China is a clear winner from low world oil prices. The world’s second-largest economy become the top crude oil importer in April. The key reason is that the Asian country is taking advantage of cheap oil to boost its strategic reserves, including storing oil offshore in supertankers as it expands its onshore strategic petroleum reserve.

US crude oil exports hit a record high of 586,000 barrels per day in April, which was 169,000 higher than in March.  The bulk of this crude went to Canada. Many in the US congress want the existing ban on crude oil exports to be changed so that the US can supply more countries around the world.

The Ukrainian crisis continues to influence energy policies. The European Union now wants to reduce or eliminate its dependence on Russian natural gas as quickly as possible and Russia would like to sell its crude oil and gas to China and other eastern nations with which it has fewer political problems.  The recently announced deal between Russia and Iran to help Iran avoid Western  sanctions by taking 500,000 barrels per day of its oil is an example of the fallout from the Ukrainian situation.
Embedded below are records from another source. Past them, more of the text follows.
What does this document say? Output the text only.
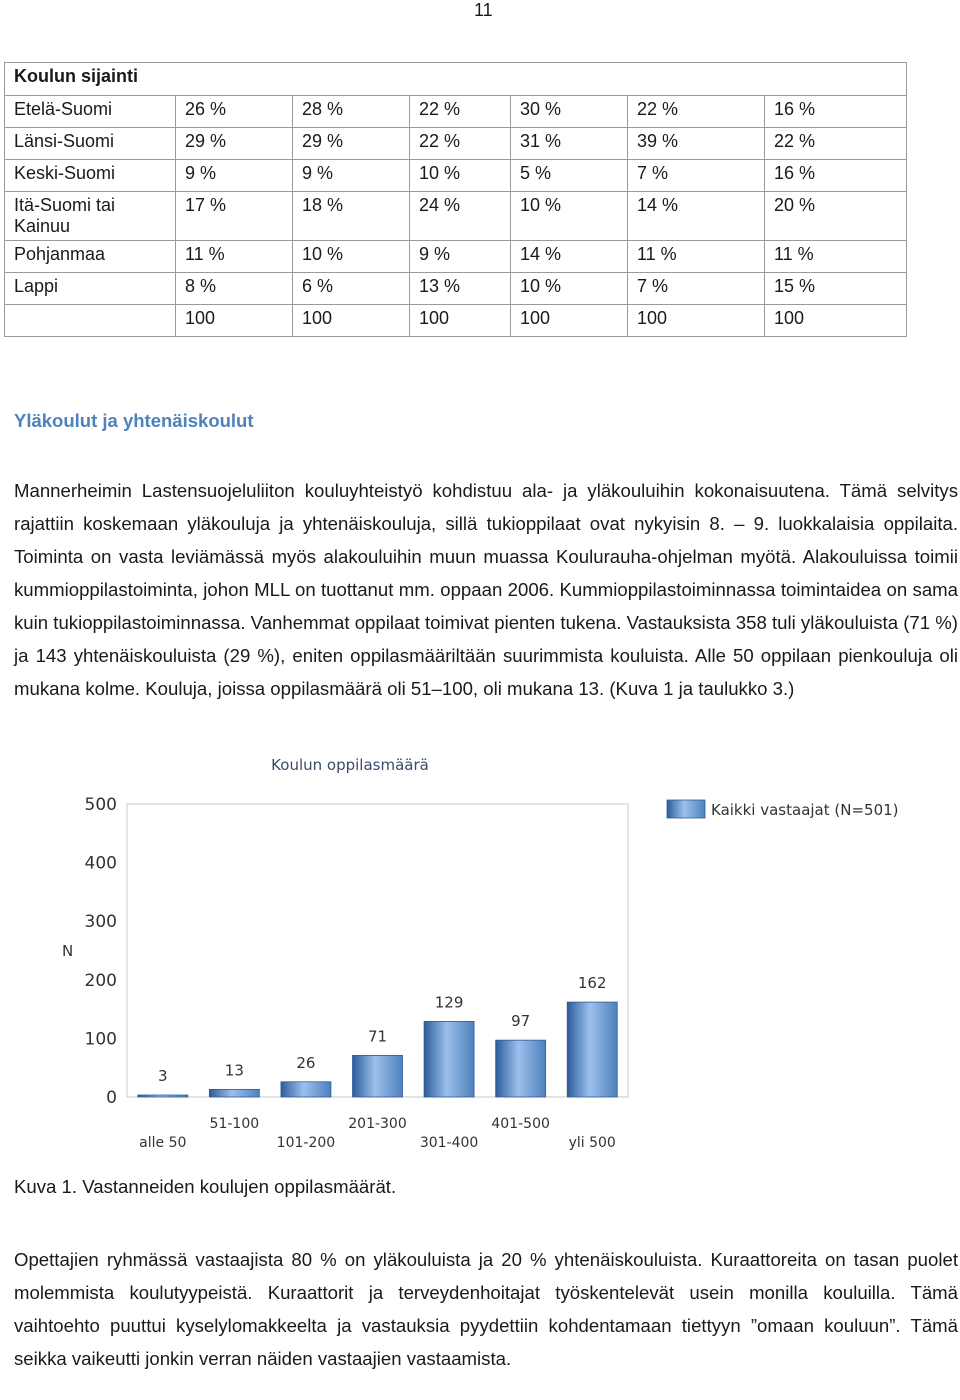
11
Koulun sijainti						
Etelä-Suomi	26 %	28 %	22 %	30 %	22 %	16 %
Länsi-Suomi	29 %	29 %	22 %	31 %	39 %	22 %
Keski-Suomi	9 %	9 %	10 %	5 %	7 %	16 %
Itä-Suomi tai Kainuu	17 %	18 %	24 %	10 %	14 %	20 %
Pohjanmaa	11 %	10 %	9 %	14 %	11 %	11 %
Lappi	8 %	6 %	13 %	10 %	7 %	15 %
	100	100	100	100	100	100
Yläkoulut ja yhtenäiskoulut

Mannerheimin Lastensuojeluliiton kouluyhteistyö kohdistuu ala- ja yläkouluihin kokonaisuutena. Tämä selvitys rajattiin koskemaan yläkouluja ja yhtenäiskouluja, sillä tukioppilaat ovat nykyisin 8. – 9. luokkalaisia oppilaita. Toiminta on vasta leviämässä myös alakouluihin muun muassa Koulurauha-ohjelman myötä. Alakouluissa toimii kummioppilastoiminta, johon MLL on tuottanut mm. oppaan 2006. Kummioppilastoiminnassa toimintaidea on sama kuin tukioppilastoiminnassa. Vanhemmat oppilaat toimivat pienten tukena. Vastauksista 358 tuli yläkouluista (71 %) ja 143 yhtenäiskouluista (29 %), eniten oppilasmääriltään suurimmista kouluista. Alle 50 oppilaan pienkouluja oli mukana kolme. Kouluja, joissa oppilasmäärä oli 51–100, oli mukana 13. (Kuva 1 ja taulukko 3.)

Koulun oppilasmäärä
0
100
200
300
400
500
N
3
alle 50
13
51-100
26
101-200
71
201-300
129
301-400
97
401-500
162
yli 500
Kaikki vastaajat (N=501)
Kuva 1. Vastanneiden koulujen oppilasmäärät.

Opettajien ryhmässä vastaajista 80 % on yläkouluista ja 20 % yhtenäiskouluista. Kuraattoreita on tasan puolet molemmista koulutyypeistä. Kuraattorit ja terveydenhoitajat työskentelevät usein monilla kouluilla. Tämä vaihtoehto puuttui kyselylomakkeelta ja vastauksia pyydettiin kohdentamaan tiettyyn ”omaan kouluun”. Tämä seikka vaikeutti jonkin verran näiden vastaajien vastaamista.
Russian crude oil output remained unchanged in May at a post-Soviet high of 10.71 million barrels per day. Oil revenues are the cornerstone this country’s national budget.

The US Energy Information Administration says US crude oil production will increase to over 10 million barrels per day and then stay level. It could only get to 11 million barrels per day if prices drift lower. If oil prices strengthen and/or oil recovery technology improves more, then the US crude oil production could head to 14 million barrels per day by 2025.

ConocoPhillips is withdrawing from shale gas exploration in Poland as it has not encountered commercial volumes of the gas. ConocoPhillips said its subsidiary Lane Energy Poland has invested around $220 million in Poland since 2009. It drilled seven wells over its three Western Baltic concessions, all with disappointing results.

A report from consulting firm IHS says that China may take the lead, along with the North American trucking sector, in the shift from oil to compressed natural gas (CNG) and liquefied natural gas (LNG) as a transportation fuel.

The International Energy Agency says prospects for liquified natural gas (LNG) export projects by 2020 on the West Coast of Canada have ‘darkened’ and deferrals are likely if crude oil and natural gas prices do not increase. As many as 19 consortiums have proposed export projects, but none has taken a final investment decision. A combination of a global supply glut of LNG and low natural gas prices in North America are the cause of the low prices.

Solar power costs to generate electricity have halved in just three years according to energy consultant Robin Mills. He said solar can now beat all conventional electric generation apart from the very cheapest natural gas. At Jordan’s recent solar auction, solar’s bid was just over 6 US cents per kilowatt-hour. These were just slightly above the record 5.84 cents from Acwa Power last November for the 200 MW second phase of Dubai’s solar park.

A Chinese construction company has been chosen to build the world’s first tidal lagoon project for generating renewable electricity in the UK.  The state-owned China Harbor Engineering Company has won the tender to undertake marine works on the £1 billion Swansea Bay Tidal Project, which will deliver electricity to the National Grid, potentially enough to power 120,000 homes.

Ethiopia plans to launch hydropower dams and other renewable energy projects over the five years to 2020 that will add an additional 12 gigawatts (GW) of electricity upon completion, a senior official said this week. Experts say the Horn of Africa nation has the potential to generate 45 GW of hydropower by tapping the numerous rivers that cascade through its highlands. Solar, wind and geothermal projects are also planned.